Beyond wages, Gomez Flores told the News & Record that he would like the federal government to improve labor laws and benefits as well.
“Many of our community members are overworked and underpaid, dedicating countless hours to work and not enough to family,” he said. “I hope for an administration that puts people and small/local businesses in need first.”
‘Hopefully, we start this healing process’
Nearly all of those interviewed, however, worry whether Biden will be able to heal the nation’s political divide, as he promised in his victory speech last November — especially after the Capitol riots on Jan. 6 and Trump’s subsequent impeachment.
“In November, (Biden) said unity is the most important thing for him, and I agree,” Lara said. “We’re so fast to judge people; we should take a second to look at the bigger picture and re-evaluate our morals. My biggest worry is we won’t meet our expectations and it’ll increase the division.”
The riots and ongoing threat of violence particularly struck a chord in Estevez, who immigrated to the U.S. from Colombia.
“The way I see Washington, D.C. right now is like when I was a child in Colombia, and you see soldiers everywhere in the city, in Bogota,” he said. “… I feel like I’m back in my country, third world country, in the middle of the Cold War. That’s scary.”
In light of that, he said he thinks Biden will try to restore unity, though ultimately, he thinks it’ll be up to the American people.
“I don’t doubt he wants to be a united country, but to unite, you have to have two parts willing to be together,” Estevez said. “And so far, I only see him trying to be together, and the other led by Trump doesn’t want it at all. Hopefully, they’ll change their minds.”
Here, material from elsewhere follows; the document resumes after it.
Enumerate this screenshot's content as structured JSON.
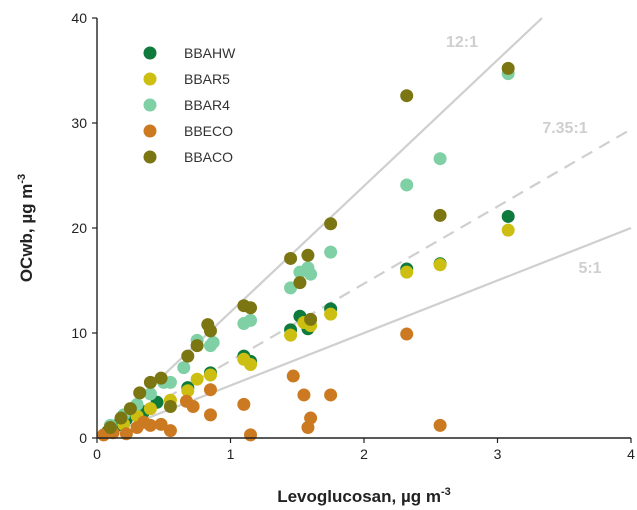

Though the final decision rests with citizens, Cuadros said Biden could still lead people in a certain direction.
“We’ve seen that in the past two weeks when people are led astray by misinformation and lies, and how people can get stoked up to do bad things,” he said. “(The) question to ask is … Can you inspire people to do good things? That takes a really special leader. So I think that remains to be seen with President-Elect Biden.”
But most immediately, Cuadros worries that both parties won’t be able to join together to govern.
“We’ve had gridlock in government for a long time now, but we’re in a national crisis, and we can’t have gridlock at this point,” he said. “We need to have things streamlined to be able to respond to the pandemic so that we can re-establish the economy.”
Political divisions won’t heal overnight, Ocelot said, but he’s holding out hope.
“We need to all work together because right now, we’re not united; we’re all divided,” he said. “And it’s sad because we need to get stuff done and move forward and be a better country altogether. Hopefully, we start this healing process. I look forward to a better United States that works together, no matter (their) political sides.”